Les droits des hommes réunis en société ne sont point fondés sur leur histoire, mais sur leur nature. Il ne peut y avoir de raison de perpétuer les établissements faits sans raison. Les rois, prédécesseurs de Votre Majesté, ont prononcé, dans les circonstances où ils se sont trouvés, les lois qu’ils ont jugées convenables. Ils se sont trompés quelquefois. Ils l’ont été souvent par l’ignorance de leur siècle, et plus souvent encore ils ont été gênés dans leurs vues par des intérêts particuliers très-puissants, qu’ils ne se sont pas cru la force de vaincre, et avec lesquels ils ont mieux aimé transiger.
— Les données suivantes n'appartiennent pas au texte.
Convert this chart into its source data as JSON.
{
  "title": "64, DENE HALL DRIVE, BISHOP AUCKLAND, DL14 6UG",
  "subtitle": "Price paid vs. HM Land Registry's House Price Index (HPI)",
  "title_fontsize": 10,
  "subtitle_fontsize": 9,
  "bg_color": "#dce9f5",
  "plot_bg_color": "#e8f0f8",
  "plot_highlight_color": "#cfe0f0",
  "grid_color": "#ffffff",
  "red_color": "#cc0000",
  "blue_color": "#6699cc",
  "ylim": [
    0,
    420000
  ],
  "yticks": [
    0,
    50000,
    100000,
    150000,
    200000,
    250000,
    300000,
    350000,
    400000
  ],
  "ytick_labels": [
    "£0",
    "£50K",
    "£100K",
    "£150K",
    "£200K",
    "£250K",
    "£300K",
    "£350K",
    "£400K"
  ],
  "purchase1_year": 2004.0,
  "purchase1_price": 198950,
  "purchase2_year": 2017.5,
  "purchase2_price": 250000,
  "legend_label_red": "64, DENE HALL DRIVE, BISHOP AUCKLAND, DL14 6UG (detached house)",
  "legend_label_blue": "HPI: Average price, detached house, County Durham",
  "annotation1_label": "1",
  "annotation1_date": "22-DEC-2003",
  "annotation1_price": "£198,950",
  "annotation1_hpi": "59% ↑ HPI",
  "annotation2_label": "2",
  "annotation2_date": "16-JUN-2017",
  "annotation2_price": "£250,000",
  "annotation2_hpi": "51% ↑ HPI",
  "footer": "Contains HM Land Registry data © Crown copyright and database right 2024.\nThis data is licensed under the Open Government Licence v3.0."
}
Il n’y a rien là-dedans qui puisse vous asservir à ne pas changer les ordonnances qu’ils ont faites, ou les institutions auxquelles ils se sont prêtés, quand vous avez reconnu que ce changement est juste, utile et possible. Aucune de vos Cours les plus accoutumées aux réclamations, n’oserait contester à Votre Majesté, pour réformer les abus, un pouvoir législatif tout aussi étendu que celui des princes qui ont donné ou laissé lieu à ces abus que l’on déplore. La plus grande de toutes les puissances est une conscience pure et éclairée dans ceux à qui la Providence a remis l’autorité. C’est le désir prouvé de faire le bien de tous.

Votre Majesté, tant qu’elle ne s’écartera pas de la justice, peut donc se regarder comme un législateur absolu, et compter sur sa bonne nation pour l’exécution de ses ordres.

Cette nation est nombreuse ; ce n’est pas le tout qu’elle obéisse : il faut s’assurer de la pouvoir bien commander, et pour le faire sans erreur, il faudrait connaître sa situation, ses besoins, ses facultés, et même dans un assez grand détail. C’est ce qui serait plus utile que l’historique des positions passées. — Mais c’est encore ce à quoi Votre Majesté ne peut pas espérer de parvenir dans l’état actuel des choses, ce que vos ministres ne peuvent pas se promettre ni vous promettre, ce que les intendants ne peuvent guère plus, ce que les subdélégués, que ceux-ci nomment, ne peuvent même que très-imparfaitement pour la petite étendue confiée à leurs soins.